Collaborative Risk Management:
There is no prescribed methodology in best managing your internal control deficiencies and remediation. However, in a large company, one may aggregate over thousands of internal control deficiencies of varying severity and magnitude. The key question that comes in front of the practitioners of compliance is to best summarize and assess the risks associated with the deficiencies. Strong collaboration is required across different groups to understand patterns of deficiencies and to put proactive remedies in place.
- It is best to use a corporate wide tool to aggregate all the deficiencies, corrective action plans, remediation, across the extended enterprise and have a collaborative as well as analytic view to the data. Areas of significant material risks may emerge as one aggregates the control deficiencies, certain business units may require deeper examination, based on trend on control deficiencies.
- Tightly integrated employee training programs often go a long way in remediating known material weaknesses. Evidence of training also creates a document of control remediation for the regulators.
- Your SOx system must enable you to adjust your risk scoring of key deficiencies in collaboration with your external auditors.

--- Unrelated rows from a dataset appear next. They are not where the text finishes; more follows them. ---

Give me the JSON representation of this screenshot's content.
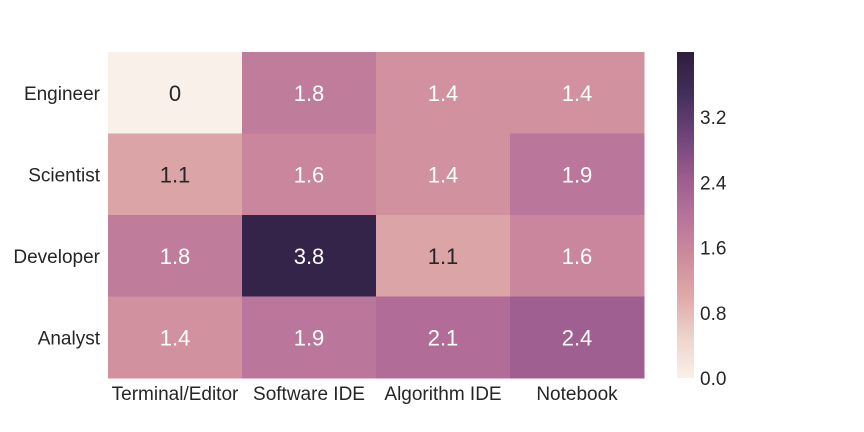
{
  "chart_data": {
    "type": "heatmap",
    "title": "",
    "xlabel": "",
    "ylabel": "",
    "rows": [
      "Engineer",
      "Scientist",
      "Developer",
      "Analyst"
    ],
    "columns": [
      "Terminal/Editor",
      "Software IDE",
      "Algorithm IDE",
      "Notebook"
    ],
    "values": [
      [
        0,
        1.8,
        1.4,
        1.4
      ],
      [
        1.1,
        1.6,
        1.4,
        1.9
      ],
      [
        1.8,
        3.8,
        1.1,
        1.6
      ],
      [
        1.4,
        1.9,
        2.1,
        2.4
      ]
    ],
    "value_labels": [
      [
        "0",
        "1.8",
        "1.4",
        "1.4"
      ],
      [
        "1.1",
        "1.6",
        "1.4",
        "1.9"
      ],
      [
        "1.8",
        "3.8",
        "1.1",
        "1.6"
      ],
      [
        "1.4",
        "1.9",
        "2.1",
        "2.4"
      ]
    ],
    "colorbar": {
      "range": [
        0,
        4
      ],
      "ticks": [
        "0.0",
        "0.8",
        "1.6",
        "2.4",
        "3.2"
      ],
      "tick_values": [
        0,
        0.8,
        1.6,
        2.4,
        3.2
      ],
      "colors": [
        "#faf0ea",
        "#eed3cb",
        "#dfaaa8",
        "#cd8b9c",
        "#b7729b",
        "#995a8d",
        "#6d4279",
        "#422e5a",
        "#2d1e3e"
      ]
    },
    "grid": false,
    "legend": "colorbar-right"
  }
}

Early buy-in from the external auditors might serve well when it comes time to show evidence of internal controls.
Greater Risk-adjusted Return on Equity:
This one is hardest to prove or disprove. Yet, logical arguments suggests that as one lowers the overall risk and variance in key business and financial processes, it creates more predictable process outcomes. Processes with high variabilities are inherently riskier and less repeatable for consistent performance. As a financial manager, chartered to deliver greater return on equity, it is critical to reduce the cost of risk management. As companies create comparative business process advantages, they are inherently better situated to manage risks at lower costs, thereby delivering greater risk-adjusted returns on their equity.
- Early discovery of process risks is critical. SOx compliance presents an opportunity to create a company wide system to better visualize and manage corporate and process risks. Implicitly, that results in lower management costs in remediating these risks. E.g. Companies who are better gaining visibility into their "price-discounting" policies through internal controls, are able to remediate the process through an effective sales force training; whereas companies, who discover uncontrolled price discounting in their sales channels at end of their fiscal year are left with significant earnings and revenue misstatement risks.
- SOx 404 coupled with the proposed SOx 409 forces companies to pay attention to material adverse events in their operations, not just in their accounting and financial controls. One of the big benefits, if leveraged properly, is to tie operational compliance and quality initiatives with the SOx 404 efforts, ensuring that all known material adverse events from the factory, logistics departments, retail operations are reported to the SOx 404 program office in near real-time basis, therefore enabling a rapid management response to remediate the business problems. A simple example, a large pharmaceutical company which is able to spot significant FDA non-compliance risks can proactively protect their block-buster drug being banned from the market, therefore delivering superior financial returns to their shareholders.